Her eyes were drawn to a single letter lying on the floor by the door. There! That would be her tinder.

She picked it up in her teeth. As she was carrying it over to the candle, it suddenly struck her: How had that lone letter gotten there on the floor?

She hadn’t carried it in with her; her mailbags were empty. It hadn’t fallen from any of the sacks, which were on the other side of the room.

She dropped the letter on the table. It was addressed to her.

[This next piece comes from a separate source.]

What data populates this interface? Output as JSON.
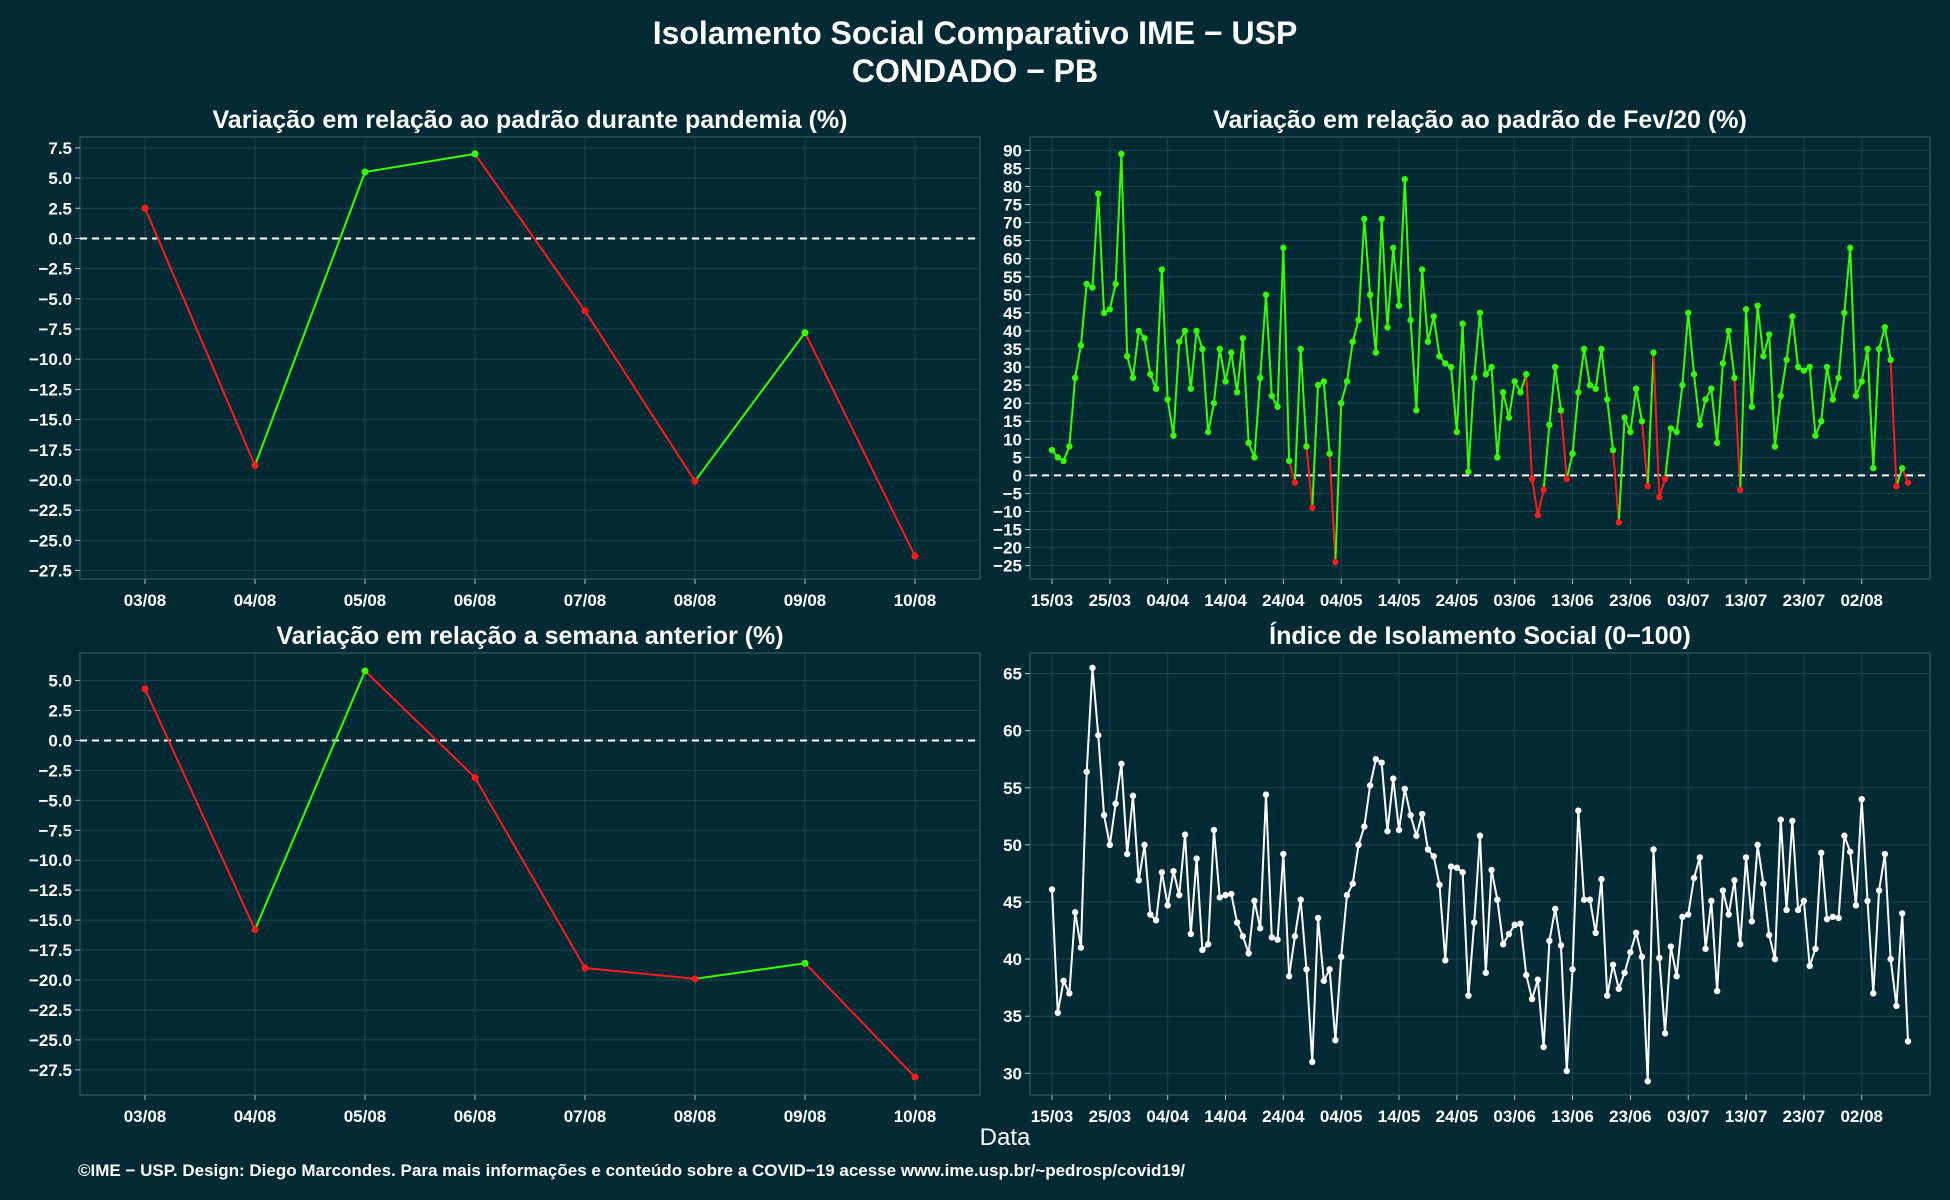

She recognized the bold, uneven strokes immediately. She took a knife from the wooden block and sliced the envelope open neatly at the top. She shook out the letter inside it, reverently unfolded it and smoothed it out on the table, and began to read in the candlelight.

7th Rain’s End

Dear Mommy,

I miss you very much! The school is very big and made of stone. It’s loud when a herd of students walks down the hall! We had steamed carrots and mashed potatoes for lunch. It wasn’t as good as yours but I didn’t complain. My best friend is Fizzy Pop. She’s a unicorn, like everybody else here. Some of the kids are mean, but I remember you said there will always be mean ponies and I have to be brave. I think I am a little brave but sometimes I am not sure.

Love you very very much!

Dinky

She read it over several times, imagining every torch and flagstone in the hallway, a grim-faced cafeteria mare ladling out mashed potatoes, a pink unicorn filly with frizzy blue hair. Each image found its way to someplace in her mind that had been waiting for it, pushing out some of the cold gray mists that had rolled out for her every time she thought of Dinky’s last days in Canterlot.

She picked up the letter and sniffed it. The paper smelled fresh and rustled crisply, as if it had been folded yesterday. She’s getting better at keeping her lines straight, Derpy thought, and smiled.

Then the letter fell from her hoof, and she laid her head down on the table and cried.

Some time later, she realized that the candle was guttering, and that she had finished crying. She lifted her head, wiped her eyes, and folded the letter up and put it back in its envelope. She set it down on the table, centered and lined up with the table’s edges like it was on display. Then she looked back at the door, where the envelope had been lying, and at the letter slot at its bottom.

“Thank you,” she whispered.

Then she blew out the candle and went to bed.

Author's Note:

Having someone deliver the letter to Derpy was AxisOfRotation's idea. I think it made a big improvement.